Where I disagree with you is your inclusion of language implementation errors as a type of undefined behavior.
Those are compliance errors. That is, if the spec allows it (as "undefined behavior") then it's not a bug. If the spec doesn't allow it, then there is a defined behavior and it is a bug.
For example, a hardware bug is one that does not comply with the specification. Either the spec must be changed (perhaps allowing the existing behavior), or the bug fixed.
Are you saying that when a C program, which happens to be an interpreter for another language, does something that results in undefined behavior according to the C spec, it doesn't count as undefined behavior?
I suspect that is where we differ. It seems to me that if a C program does something that results in undefined behavior according to the C spec, it is undefined behavior period, regardless of any other factors, because the spec says it's undefined and that's all that matters.

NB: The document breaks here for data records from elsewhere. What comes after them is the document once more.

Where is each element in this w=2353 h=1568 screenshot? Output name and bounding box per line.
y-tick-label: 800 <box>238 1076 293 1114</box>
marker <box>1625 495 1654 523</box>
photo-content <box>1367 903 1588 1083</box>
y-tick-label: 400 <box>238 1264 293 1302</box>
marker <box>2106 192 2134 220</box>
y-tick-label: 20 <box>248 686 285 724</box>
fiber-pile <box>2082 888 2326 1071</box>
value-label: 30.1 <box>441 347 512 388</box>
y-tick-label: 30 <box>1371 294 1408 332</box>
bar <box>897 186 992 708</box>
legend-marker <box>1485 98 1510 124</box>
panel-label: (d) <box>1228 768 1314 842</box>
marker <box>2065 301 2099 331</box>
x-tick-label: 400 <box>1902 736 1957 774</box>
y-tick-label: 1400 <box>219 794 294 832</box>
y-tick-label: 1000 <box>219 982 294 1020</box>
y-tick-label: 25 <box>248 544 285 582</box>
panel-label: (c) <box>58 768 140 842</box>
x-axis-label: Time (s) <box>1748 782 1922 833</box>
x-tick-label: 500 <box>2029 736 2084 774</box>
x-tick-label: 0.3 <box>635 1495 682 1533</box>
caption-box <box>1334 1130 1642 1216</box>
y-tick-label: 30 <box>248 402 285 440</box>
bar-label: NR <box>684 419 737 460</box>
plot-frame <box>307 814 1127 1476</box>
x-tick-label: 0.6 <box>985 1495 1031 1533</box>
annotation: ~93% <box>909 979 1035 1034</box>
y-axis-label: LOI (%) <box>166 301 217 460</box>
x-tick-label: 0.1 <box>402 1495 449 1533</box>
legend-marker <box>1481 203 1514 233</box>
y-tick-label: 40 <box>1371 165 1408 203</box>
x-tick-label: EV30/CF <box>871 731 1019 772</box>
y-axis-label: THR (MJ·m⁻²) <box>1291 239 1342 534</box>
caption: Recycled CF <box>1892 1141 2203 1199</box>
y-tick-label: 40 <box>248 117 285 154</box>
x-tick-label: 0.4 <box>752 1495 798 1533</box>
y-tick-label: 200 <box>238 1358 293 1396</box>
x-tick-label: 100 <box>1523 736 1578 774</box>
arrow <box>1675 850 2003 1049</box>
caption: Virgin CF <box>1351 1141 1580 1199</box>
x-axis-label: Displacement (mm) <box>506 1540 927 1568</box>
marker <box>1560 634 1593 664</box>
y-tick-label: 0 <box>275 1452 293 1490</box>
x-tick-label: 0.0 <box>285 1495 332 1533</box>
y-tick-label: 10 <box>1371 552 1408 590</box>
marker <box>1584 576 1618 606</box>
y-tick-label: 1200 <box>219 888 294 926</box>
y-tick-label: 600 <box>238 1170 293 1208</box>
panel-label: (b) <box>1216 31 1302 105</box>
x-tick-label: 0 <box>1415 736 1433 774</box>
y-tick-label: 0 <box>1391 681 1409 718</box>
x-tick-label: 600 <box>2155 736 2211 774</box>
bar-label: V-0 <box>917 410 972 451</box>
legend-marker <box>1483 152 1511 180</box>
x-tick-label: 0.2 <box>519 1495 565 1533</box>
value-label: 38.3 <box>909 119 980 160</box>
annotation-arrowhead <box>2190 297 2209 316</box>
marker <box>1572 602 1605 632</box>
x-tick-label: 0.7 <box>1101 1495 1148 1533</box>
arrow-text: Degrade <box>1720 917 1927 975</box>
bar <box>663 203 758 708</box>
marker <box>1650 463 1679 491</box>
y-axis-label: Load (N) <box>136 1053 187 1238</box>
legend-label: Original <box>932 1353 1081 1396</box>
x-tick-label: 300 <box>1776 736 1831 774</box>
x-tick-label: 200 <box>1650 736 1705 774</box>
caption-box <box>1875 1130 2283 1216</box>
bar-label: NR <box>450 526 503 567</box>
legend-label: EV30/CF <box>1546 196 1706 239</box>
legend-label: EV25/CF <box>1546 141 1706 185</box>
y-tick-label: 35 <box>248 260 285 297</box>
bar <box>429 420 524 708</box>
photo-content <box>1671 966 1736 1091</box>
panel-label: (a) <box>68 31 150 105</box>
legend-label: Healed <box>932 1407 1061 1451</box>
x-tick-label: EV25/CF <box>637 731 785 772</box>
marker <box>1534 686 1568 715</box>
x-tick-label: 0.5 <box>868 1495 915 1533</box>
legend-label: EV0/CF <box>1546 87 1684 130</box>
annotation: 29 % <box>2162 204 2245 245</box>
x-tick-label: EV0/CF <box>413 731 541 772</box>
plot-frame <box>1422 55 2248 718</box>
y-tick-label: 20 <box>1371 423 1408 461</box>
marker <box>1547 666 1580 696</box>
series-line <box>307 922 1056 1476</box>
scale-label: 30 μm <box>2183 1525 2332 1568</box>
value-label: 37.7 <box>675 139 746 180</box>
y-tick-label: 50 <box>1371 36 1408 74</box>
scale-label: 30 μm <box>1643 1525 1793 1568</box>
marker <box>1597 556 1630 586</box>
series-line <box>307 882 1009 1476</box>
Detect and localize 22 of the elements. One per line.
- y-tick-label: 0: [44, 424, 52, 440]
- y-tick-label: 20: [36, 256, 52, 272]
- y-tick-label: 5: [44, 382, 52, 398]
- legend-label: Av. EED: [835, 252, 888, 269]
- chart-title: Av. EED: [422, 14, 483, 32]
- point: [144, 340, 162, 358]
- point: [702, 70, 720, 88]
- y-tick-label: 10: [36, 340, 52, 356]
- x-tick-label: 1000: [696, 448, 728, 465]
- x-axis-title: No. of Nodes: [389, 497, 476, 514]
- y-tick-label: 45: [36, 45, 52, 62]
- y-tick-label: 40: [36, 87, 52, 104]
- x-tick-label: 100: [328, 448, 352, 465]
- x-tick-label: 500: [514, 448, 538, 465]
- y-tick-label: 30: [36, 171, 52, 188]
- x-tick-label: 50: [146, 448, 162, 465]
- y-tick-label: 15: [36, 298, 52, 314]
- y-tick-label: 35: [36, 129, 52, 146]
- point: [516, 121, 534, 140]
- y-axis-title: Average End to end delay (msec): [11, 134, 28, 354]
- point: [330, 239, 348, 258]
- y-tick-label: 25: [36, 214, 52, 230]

I'm saying that when the Python language specification prescribes a behavior, and the Python implementation in C has a different behavior because it does something which the C language specification considers undefined, then the Python implementation in C does not comply with the Python language specification.
I'm saying that it's incorrect to say that non-compliant behavior with respect to the Python specification is the same thing as undefined behavior. It makes no sense to say something is undefined when the specification defines what is supposed to happen.
Those are compliance errors. That is, if the spec allows it (as "undefined behavior") then it's not a bug. If the spec doesn't allow it, then there is a defined behavior and it is a bug.
For example, a hardware bug is one that does not comply with the specification. Either the spec must be changed (perhaps allowing the existing behavior), or the bug fixed.